Shares of company stock climbed 4.5 percent to $84.13 on Oct. 10, reaching what was then a 52-week high.
Wal-Mart’s stock has climbed 13 percent since Oct. 9, the day before the meeting.
“I think investors are coming to realize that it’s likely Wal-Mart will be a major player in the future of retailing even as it evolves and the price reflects that,” Bob Williams, senior vice president and managing director of Simmons First Investment Group, said last week.
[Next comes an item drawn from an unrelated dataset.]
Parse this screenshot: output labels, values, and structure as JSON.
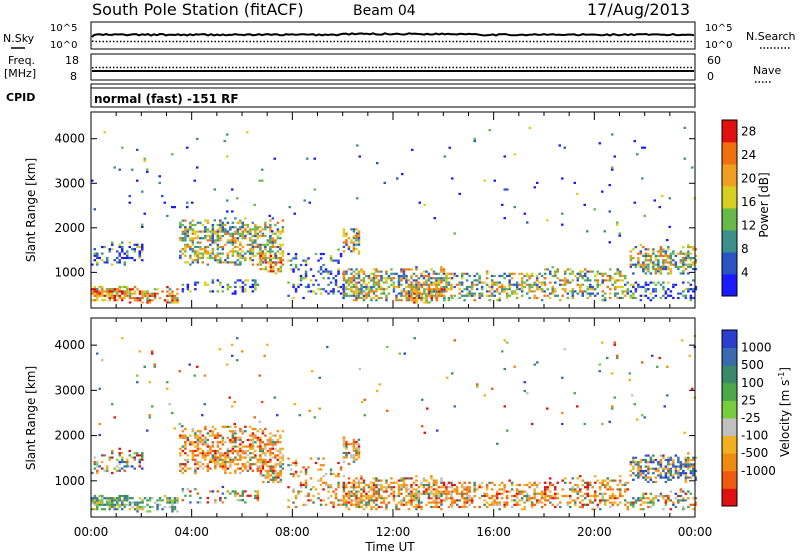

Wal-Mart has a history of splitting its stock when shares climb to record levels. Stock splits essentially double the number of a company’s outstanding shares and cut the stock price in half. They’re typically applauded by shareholders because splits often lead to a run-up in a stock’s price because it becomes more affordable to small investors.
There have been 11 splits in the company’s history with the last taking place in March
1999, according to Wal-Mart’s corporate website.
The current gap between stock splits — 18 years and counting — is the longest in the company’s history.
“It could be an option on the table,” Yarbrough said. “But it does seem like a lot more companies these days like the Googles and the Apples of the world don’t care about it as much.”
For now, Yarbrough said the surging stock is an indication investors are confident in Wal-Mart’s plan and the company has been a safe bet in what has otherwise been a retail “wasteland” because of Amazon’s dominance.
But he also remains cautious about Wal-Mart — which reports third-quarter earnings Thursday — moving forward.
“They’re still one bad earnings, or one earnings miss away from being down 10 or 15 percent and everyone going, ‘They’re still a bricks and mortar retailer,’” Yarbrough said. “But right now they’ve got a lot of mojo.”